I had no idea they could make you stay after serving the first day.
That's messed up.
I thought once you served 1 trial- that you were free to leave.
That's scary that you were told to go back up stairs again
Talk about being held captive
I wonder how our jury system is compared to other countries.

melle said...

I can't believe they need a jury for a DUI. I thought the big show and the jury was reserved for serious murder trials and things like that. Maybe it's just that different here.

Kelly Kilmer said...

Tasha-the average length of a trial in L.A. is 5 to 7 days. So serving on one trial means you have to come back for several days.

Julbie said...

Here's my experience last time... this year, I'm ready for anything.


T and J said...

I meant to say I was surprised that if you serve a 1 day trial on your 1st day of jury duty - that they can make you come back again a 2nd day to see if you'll get picked for another trial.
That's not right.
If you serve 1 trial on the first day (if you got somehow insanely lucky) then you've fulfilled your duty.
They should not be able to make you come back a 2nd day to see if you can get picked for another trial.

Sandy said...

This sounds like a big huge headache to me. I've never been called for jury duty and I think if I were and made it to the box I'd just tell them I'm a firm believer in the death penalty no matter what. That should be a way to get me excused really quickly. Plus my Husband works with the police dept. so that may make a difference with them wanting me on their jury too. Our town is so small it's really hard to get an unbiased jury because everyone knows everyone's business and what happened before it makes the paper here. Most of the time if it's a big case they move it.

So glad you're done and I know you're glad you're done too.

Beth said...

Sorry to hear that you had a bad experience. I live in a smaller town, and there are similarities in waiting, uncomfortable benches, etc., but I was glad to serve. I'd like to think that the 'system' works most of the time.

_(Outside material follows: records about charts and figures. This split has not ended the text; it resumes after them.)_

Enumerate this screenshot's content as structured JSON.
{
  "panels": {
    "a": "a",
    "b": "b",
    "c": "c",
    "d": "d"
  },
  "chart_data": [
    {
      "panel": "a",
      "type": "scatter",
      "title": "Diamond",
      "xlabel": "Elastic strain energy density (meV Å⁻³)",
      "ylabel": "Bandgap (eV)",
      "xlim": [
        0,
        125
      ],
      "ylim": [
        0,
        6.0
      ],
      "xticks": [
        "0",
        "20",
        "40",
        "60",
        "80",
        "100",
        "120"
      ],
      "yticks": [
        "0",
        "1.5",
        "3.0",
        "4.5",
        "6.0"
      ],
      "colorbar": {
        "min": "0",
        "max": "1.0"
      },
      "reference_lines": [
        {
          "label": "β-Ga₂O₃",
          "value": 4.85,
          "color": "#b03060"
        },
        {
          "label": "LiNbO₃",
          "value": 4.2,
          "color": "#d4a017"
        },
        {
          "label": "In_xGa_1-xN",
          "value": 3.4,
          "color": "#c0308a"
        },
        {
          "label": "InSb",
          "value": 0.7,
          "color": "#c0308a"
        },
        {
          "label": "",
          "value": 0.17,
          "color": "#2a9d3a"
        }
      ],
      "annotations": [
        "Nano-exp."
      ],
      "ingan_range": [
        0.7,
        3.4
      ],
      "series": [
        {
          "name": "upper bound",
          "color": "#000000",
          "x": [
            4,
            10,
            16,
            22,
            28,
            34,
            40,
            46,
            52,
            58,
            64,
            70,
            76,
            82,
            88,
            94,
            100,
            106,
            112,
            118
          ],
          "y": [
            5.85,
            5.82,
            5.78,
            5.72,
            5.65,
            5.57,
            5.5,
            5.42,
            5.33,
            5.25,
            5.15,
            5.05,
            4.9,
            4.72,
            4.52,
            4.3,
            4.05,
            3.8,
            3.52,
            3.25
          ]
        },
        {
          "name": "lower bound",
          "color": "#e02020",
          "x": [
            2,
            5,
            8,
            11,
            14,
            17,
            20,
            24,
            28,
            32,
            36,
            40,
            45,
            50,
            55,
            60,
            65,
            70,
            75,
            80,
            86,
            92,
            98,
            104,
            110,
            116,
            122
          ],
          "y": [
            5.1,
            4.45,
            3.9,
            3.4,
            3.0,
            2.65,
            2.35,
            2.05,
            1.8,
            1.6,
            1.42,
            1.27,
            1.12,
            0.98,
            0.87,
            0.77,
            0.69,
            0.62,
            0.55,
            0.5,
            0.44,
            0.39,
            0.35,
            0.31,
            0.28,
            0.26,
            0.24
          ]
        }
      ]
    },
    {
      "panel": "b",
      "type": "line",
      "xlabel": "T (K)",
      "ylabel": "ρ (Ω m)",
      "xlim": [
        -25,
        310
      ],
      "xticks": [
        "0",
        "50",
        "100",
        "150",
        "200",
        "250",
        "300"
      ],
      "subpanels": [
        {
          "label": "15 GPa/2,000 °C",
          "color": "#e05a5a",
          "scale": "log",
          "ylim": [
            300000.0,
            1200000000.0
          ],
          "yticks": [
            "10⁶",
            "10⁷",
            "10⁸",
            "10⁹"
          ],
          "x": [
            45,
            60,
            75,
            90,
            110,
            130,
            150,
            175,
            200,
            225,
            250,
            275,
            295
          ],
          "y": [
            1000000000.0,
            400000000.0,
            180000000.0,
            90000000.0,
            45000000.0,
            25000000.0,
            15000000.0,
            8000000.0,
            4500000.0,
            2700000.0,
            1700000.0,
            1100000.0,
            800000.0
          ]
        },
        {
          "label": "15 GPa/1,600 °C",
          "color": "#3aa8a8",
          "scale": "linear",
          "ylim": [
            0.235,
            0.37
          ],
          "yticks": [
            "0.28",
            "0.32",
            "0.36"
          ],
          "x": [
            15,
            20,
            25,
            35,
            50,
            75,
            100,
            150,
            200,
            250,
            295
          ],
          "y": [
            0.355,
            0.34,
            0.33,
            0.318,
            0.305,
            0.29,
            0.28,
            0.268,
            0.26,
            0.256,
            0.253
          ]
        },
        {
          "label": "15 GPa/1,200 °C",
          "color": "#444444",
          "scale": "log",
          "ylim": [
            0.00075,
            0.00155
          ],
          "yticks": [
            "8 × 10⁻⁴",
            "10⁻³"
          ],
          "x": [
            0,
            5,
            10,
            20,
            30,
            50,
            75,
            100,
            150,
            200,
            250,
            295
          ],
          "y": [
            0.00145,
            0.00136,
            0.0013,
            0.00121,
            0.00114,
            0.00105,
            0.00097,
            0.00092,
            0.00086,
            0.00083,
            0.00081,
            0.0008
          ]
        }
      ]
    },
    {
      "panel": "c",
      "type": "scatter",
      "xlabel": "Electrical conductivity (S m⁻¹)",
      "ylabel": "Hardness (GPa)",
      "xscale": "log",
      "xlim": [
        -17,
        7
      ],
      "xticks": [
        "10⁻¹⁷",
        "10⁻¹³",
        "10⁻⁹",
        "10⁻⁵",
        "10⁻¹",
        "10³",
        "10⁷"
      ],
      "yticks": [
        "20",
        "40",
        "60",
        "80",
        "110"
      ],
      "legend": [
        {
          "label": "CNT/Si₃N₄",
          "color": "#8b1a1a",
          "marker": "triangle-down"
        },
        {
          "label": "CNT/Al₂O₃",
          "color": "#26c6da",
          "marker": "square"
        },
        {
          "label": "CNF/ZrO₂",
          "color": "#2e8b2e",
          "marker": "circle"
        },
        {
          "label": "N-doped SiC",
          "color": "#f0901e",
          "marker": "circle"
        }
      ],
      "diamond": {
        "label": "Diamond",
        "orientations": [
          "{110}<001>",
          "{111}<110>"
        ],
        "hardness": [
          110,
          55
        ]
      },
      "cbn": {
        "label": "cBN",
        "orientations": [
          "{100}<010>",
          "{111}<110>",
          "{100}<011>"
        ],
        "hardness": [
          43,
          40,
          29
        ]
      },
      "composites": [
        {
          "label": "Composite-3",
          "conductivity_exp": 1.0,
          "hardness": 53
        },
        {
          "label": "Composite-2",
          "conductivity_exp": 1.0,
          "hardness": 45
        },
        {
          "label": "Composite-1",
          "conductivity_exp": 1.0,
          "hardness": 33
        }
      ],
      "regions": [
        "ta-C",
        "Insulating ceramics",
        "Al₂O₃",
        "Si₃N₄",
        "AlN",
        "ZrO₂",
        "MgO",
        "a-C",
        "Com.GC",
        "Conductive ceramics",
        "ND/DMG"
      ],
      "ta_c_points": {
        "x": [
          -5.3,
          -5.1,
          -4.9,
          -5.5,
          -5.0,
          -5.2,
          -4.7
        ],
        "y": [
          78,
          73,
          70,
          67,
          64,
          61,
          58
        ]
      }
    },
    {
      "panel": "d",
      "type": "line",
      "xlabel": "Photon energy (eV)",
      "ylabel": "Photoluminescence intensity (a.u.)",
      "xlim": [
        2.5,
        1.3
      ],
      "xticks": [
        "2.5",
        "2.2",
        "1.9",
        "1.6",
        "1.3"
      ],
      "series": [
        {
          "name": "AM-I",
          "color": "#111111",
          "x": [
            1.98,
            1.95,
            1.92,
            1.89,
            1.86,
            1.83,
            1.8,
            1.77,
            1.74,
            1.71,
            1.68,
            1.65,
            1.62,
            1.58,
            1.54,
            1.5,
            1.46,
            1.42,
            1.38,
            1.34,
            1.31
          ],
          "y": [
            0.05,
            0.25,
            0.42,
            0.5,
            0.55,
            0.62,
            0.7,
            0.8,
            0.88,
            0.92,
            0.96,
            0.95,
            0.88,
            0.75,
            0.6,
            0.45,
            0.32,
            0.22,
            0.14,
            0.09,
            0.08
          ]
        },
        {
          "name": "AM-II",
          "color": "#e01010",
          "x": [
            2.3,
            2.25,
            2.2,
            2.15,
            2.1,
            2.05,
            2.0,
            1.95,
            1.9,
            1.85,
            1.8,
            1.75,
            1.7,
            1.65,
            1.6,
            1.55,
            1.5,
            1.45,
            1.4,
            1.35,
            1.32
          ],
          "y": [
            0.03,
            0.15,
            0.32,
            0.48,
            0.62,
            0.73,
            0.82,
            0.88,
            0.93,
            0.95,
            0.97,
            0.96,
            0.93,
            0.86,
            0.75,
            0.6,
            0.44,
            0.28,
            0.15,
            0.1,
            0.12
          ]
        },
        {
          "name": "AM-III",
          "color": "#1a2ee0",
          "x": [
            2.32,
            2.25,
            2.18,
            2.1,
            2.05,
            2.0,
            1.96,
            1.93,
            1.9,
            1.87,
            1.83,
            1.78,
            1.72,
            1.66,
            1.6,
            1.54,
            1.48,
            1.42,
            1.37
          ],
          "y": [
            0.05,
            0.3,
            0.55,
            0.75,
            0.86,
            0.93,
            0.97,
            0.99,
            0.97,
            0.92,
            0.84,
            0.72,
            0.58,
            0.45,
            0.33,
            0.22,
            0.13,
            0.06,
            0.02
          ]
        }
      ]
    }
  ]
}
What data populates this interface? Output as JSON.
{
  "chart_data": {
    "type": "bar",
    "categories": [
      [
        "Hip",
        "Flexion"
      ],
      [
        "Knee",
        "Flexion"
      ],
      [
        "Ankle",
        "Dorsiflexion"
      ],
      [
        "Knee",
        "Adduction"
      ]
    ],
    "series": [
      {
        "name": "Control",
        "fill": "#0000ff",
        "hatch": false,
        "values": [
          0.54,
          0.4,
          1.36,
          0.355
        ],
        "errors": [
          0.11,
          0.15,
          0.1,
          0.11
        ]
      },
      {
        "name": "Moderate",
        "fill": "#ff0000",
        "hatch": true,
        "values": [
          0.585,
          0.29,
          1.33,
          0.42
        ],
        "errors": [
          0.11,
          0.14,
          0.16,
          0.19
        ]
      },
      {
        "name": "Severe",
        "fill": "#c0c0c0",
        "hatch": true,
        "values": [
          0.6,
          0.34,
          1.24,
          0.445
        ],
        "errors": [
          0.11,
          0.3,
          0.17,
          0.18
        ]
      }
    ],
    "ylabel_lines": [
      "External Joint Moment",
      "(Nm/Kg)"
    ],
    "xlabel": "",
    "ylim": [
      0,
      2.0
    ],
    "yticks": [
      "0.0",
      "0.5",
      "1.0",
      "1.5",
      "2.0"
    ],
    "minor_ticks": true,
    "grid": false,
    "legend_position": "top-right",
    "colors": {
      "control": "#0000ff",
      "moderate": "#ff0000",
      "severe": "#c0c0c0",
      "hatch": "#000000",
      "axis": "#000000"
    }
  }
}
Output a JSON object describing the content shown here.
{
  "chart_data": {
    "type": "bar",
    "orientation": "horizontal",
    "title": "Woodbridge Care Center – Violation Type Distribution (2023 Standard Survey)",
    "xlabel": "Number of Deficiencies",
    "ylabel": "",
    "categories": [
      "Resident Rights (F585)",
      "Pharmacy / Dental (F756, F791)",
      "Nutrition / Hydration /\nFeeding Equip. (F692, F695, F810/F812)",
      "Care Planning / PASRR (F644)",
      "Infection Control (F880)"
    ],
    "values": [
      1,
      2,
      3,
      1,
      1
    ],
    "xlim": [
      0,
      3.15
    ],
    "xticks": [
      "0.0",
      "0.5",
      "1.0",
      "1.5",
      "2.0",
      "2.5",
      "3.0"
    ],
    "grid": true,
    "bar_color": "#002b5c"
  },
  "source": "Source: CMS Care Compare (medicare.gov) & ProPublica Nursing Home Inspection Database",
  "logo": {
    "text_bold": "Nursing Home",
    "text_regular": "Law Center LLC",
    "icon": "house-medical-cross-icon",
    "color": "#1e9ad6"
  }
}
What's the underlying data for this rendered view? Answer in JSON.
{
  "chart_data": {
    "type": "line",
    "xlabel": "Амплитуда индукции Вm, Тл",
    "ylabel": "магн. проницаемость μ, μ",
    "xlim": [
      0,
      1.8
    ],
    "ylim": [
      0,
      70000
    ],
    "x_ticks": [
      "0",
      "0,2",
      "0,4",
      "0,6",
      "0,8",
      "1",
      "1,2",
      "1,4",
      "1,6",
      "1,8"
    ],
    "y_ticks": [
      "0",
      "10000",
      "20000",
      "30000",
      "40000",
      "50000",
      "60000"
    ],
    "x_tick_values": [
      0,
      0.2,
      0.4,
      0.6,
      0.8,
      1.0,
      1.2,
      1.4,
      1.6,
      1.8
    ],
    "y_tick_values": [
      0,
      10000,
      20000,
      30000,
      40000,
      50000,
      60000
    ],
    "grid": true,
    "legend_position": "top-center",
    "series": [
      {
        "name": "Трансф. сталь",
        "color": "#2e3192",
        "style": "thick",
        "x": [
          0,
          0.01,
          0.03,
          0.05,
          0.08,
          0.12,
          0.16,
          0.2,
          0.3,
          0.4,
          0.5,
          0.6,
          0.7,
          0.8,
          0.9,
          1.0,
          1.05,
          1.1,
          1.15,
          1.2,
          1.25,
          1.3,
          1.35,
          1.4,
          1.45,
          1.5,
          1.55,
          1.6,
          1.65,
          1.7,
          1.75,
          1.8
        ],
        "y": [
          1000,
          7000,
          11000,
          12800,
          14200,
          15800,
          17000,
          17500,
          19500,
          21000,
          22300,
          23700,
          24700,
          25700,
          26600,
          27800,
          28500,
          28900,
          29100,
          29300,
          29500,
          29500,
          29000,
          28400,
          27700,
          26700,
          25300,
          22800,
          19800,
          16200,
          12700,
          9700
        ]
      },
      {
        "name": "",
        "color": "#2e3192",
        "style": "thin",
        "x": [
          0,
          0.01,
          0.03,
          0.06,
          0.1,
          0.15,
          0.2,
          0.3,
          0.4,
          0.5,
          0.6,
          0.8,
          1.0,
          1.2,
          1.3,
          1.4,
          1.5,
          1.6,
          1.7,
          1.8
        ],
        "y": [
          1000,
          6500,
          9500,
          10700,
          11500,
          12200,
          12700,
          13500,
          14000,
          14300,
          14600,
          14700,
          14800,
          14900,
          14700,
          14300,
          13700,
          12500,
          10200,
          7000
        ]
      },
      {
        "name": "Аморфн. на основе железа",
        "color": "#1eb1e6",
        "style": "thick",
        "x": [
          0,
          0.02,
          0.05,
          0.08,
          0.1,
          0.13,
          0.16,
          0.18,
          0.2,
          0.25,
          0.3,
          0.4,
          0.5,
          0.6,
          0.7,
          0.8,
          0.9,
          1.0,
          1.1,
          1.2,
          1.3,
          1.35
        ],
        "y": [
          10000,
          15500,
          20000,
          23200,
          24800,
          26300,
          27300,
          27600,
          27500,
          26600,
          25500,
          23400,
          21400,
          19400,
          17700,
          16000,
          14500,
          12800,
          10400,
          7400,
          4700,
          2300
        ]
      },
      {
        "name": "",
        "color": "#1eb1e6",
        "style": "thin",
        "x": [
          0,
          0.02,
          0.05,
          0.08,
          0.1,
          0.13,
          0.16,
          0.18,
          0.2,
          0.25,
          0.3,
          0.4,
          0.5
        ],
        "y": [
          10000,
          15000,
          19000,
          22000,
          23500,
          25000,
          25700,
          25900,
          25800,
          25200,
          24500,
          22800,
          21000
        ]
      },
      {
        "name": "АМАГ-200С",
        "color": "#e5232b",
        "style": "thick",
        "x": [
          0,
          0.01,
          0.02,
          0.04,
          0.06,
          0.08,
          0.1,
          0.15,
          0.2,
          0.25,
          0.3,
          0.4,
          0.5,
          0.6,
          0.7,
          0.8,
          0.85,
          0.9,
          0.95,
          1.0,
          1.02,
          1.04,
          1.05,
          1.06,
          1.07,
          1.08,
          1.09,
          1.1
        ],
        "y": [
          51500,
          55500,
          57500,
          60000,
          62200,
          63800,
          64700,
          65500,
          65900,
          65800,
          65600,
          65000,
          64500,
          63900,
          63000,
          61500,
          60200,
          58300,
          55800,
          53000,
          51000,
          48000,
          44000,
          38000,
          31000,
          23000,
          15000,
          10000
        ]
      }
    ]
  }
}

The case I sat on was a waste of time, but the guy was entitled to a jury trial and while most of the jurors clearly didn't want to be there, I think it was fair. I had a really terrible cold, sat next to my niece in the jury box, and my brother and his wife are Lieutenants in the local PD....very surprised they kept me. I guess I made the best of it, the cold was the worst part, I also ate at the cafeteria as parking is horrific...and the day we finished I came out to a flat tire!!!! Okay, looking back it was less than wonderful, but I really felt that I was doing my job as a citizen....I wish you had had a better experience Kelly!! Beth

unlikelycrafter said...

I used to feel this way about jury duty but last year I got on as an alternate and ... I found it to be one of the more moving things I've done! It happened to be during the Obama inauguration and the judge/bailiff gave us a TV and started the trial late so we could watch it in the jury room. I had tears in my eyes watching the inauguration with strangers on a jury...all of us feeling very patriotic! It was very memorable.